At the posh school I was sent to we had to attend a class given by the leader of a religious faith, who would tell us about manliness. It came down, he said, to the handshake. A firm grip with brief but determined eye contact signalled that one day you might rename large parts of Africa after yourself or single-handedly repel the Boche with a teaspoon.

So certain was he of this, he made us line up and shake his hand, giving scores for effort. In time, he was identified as a paedophile and we, on balance, got off lightly. Later the school’s headmaster was also revealed as having an unhealthy interest in children. What was most shocking about that was it turned out all the parents knew but wanted to give the headmaster a second chance after he’d been thrown out of a top English public school for failing to contain his desires. Seriously, the 1970s, what were my parents thinking?

Mind you, my father also found the handshake significant. In the late 1980s I greeted a friend with a handshake and he commented that it seemed “strange”, hinting it was too “continental”. It was said in the same tone used to describe suede shoes – something a bit effete.

As he’d studied at a university full of gay men, many of whom he’d befriended, and enjoyed the Continent, it was not entirely clear what his problem was but he claimed that Scottish men only shook hands when outside a kirk or in a bank. He thought there had been a cultural shift toward handshaking in the 1980s and disapproved.

I thought handshaking began in the English parliament, where it signalled you were not holding a sword. In fact, stone reliefs from Ancient Egypt and Greece depict men shaking hands. I’d like to say the classical education my parents paid for taught me that but all I learned at school was how to spot predatory men. Instead, I looked it up on Wikipedia.

I also recall a story about President Jefferson encouraging people to shake his hand as a sign that he was a man of the people, but cannot remember the source.

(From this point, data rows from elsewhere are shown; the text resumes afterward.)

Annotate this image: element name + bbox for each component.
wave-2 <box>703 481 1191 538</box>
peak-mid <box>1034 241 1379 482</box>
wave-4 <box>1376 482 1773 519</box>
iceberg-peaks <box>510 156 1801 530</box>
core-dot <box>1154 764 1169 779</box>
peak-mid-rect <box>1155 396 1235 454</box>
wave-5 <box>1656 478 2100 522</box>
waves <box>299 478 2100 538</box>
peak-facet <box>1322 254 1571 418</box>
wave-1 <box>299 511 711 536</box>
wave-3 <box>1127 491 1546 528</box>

The handshake is the pledge of honour and the sporting show of camaraderie. For a long time it was the only tolerated form of male-to-male contact but that too has changed. Some time around 2003 men started hugging. This was so radical that anyone over the age 40 recoiled at the sight.

Men started doing handshakes plus shoulder bumps, grandsons dared to hug their grandfathers, grown men hugged their mothers. This may sound silly but it was a massive change in our macho culture. Teenagers now think nothing of friendly male contact but I grew up never hugging anyone other than my mother, until I was six.

Scottish men deprived themselves of human contact because it wasn’t “manly”. That was cruel and stupid and harmful. Which is why the virus marking the end of the handshake and hug is such a sadness. By February 2020 emotionally stunted men had come to accept the simple pleasure of freely expressed friendship. By March 2020 that had stopped.

The handshake became the spreader of disease. Human contact was a risk. Until there’s a vaccine, it may never return. Perhaps Michelangelo had it right. God’s hand comes down, but it doesn’t touch Adam’s. It’s almost like he knew we were all doomed from the beginning. Consider that, Mr McGhee.